Bu defa annem benim sözümü kesti.
"Baban yabani bir hayvanın saldırısına uğradığını düşünüyor. Bu kavurucu yaz mevsiminde yiyecek bulma sıkıntısı yokken hayvanların neden çiftliğe bu kadar yaklaştığını anlamak mümkün değil."
Sanki bir sırrı paylaşıyormuşuz gibi yüzüme baktı. Ama hayır, benim bu işle ilgili tek bildiğim şey midillimin başına gelenlerin benim suçum olduğuydu. Bu sıralar her sabah baş ağrısıyla uyanıyordum ve bugün de aynı şey olmuştu.

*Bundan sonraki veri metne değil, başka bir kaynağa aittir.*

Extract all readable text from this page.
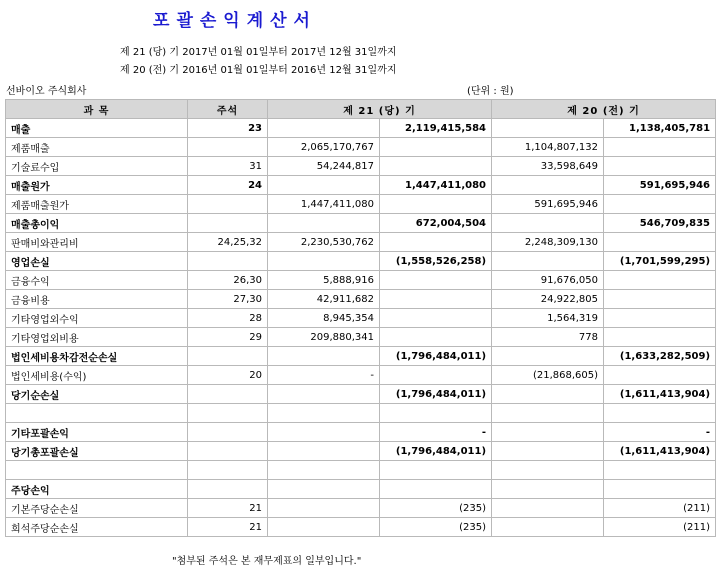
포괄손익계산서
제 21 (당) 기 2017년 01월 01일부터 2017년 12월 31일까지
제 20 (전) 기 2016년 01월 01일부터 2016년 12월 31일까지
선바이오 주식회사	(단위 : 원)
과 목	주석	제 21 (당) 기		제 20 (전) 기	
매출	23		2,119,415,584		1,138,405,781
제품매출		2,065,170,767		1,104,807,132	
기술료수입	31	54,244,817		33,598,649	
매출원가	24		1,447,411,080		591,695,946
제품매출원가		1,447,411,080		591,695,946	
매출총이익			672,004,504		546,709,835
판매비와관리비	24,25,32	2,230,530,762		2,248,309,130	
영업손실			(1,558,526,258)		(1,701,599,295)
금융수익	26,30	5,888,916		91,676,050	
금융비용	27,30	42,911,682		24,922,805	
기타영업외수익	28	8,945,354		1,564,319	
기타영업외비용	29	209,880,341		778	
법인세비용차감전순손실			(1,796,484,011)		(1,633,282,509)
법인세비용(수익)	20	-		(21,868,605)	
당기순손실			(1,796,484,011)		(1,611,413,904)

기타포괄손익			-		-
당기총포괄손실			(1,796,484,011)		(1,611,413,904)

주당손익					
기본주당순손실	21		(235)		(211)
희석주당순손실	21		(235)		(211)
"첨부된 주석은 본 재무제표의 일부입니다."
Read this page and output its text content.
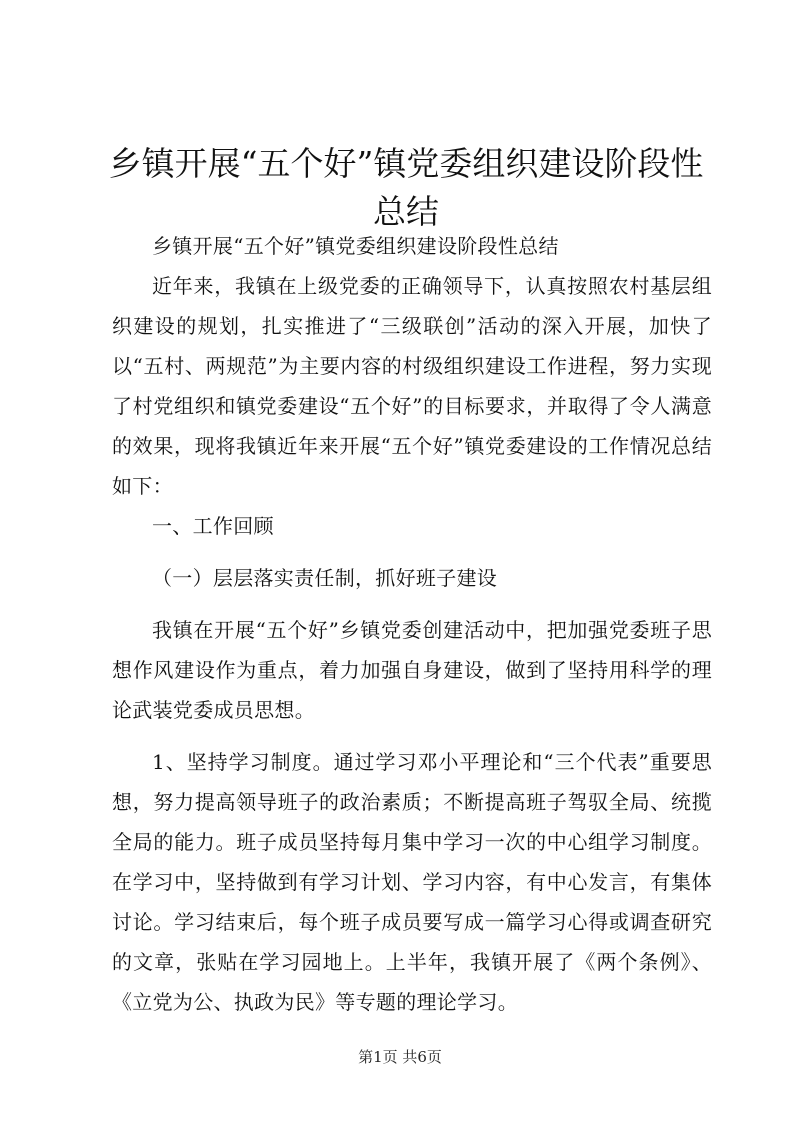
乡镇开展“五个好”镇党委组织建设阶段性总结

乡镇开展“五个好”镇党委组织建设阶段性总结

近年来，我镇在上级党委的正确领导下，认真按照农村基层组织建设的规划，扎实推进了“三级联创”活动的深入开展，加快了以“五村、两规范”为主要内容的村级组织建设工作进程，努力实现了村党组织和镇党委建设“五个好”的目标要求，并取得了令人满意的效果，现将我镇近年来开展“五个好”镇党委建设的工作情况总结如下：

一、工作回顾

（一）层层落实责任制，抓好班子建设

我镇在开展“五个好”乡镇党委创建活动中，把加强党委班子思想作风建设作为重点，着力加强自身建设，做到了坚持用科学的理论武装党委成员思想。

1、坚持学习制度。通过学习邓小平理论和“三个代表”重要思想，努力提高领导班子的政治素质；不断提高班子驾驭全局、统揽全局的能力。班子成员坚持每月集中学习一次的中心组学习制度。在学习中，坚持做到有学习计划、学习内容，有中心发言，有集体讨论。学习结束后，每个班子成员要写成一篇学习心得或调查研究的文章，张贴在学习园地上。上半年，我镇开展了《两个条例》、《立党为公、执政为民》等专题的理论学习。

第1页 共6页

"Peki senin cadılık saçmalıkların ne söylüyor?" Annemin babamın teorilerini kabul etmediği belliydi. Onun, daha doğrusu bizim lanetimiz hakkında ne zaman alaylı konuşsam bana aynı kızgınlık karışımı hayal kırıklığıyla bakardı.
"İlk olarak bunların saçmalık olduğunu düşünmeye devam edersen kendine zarar verirsin."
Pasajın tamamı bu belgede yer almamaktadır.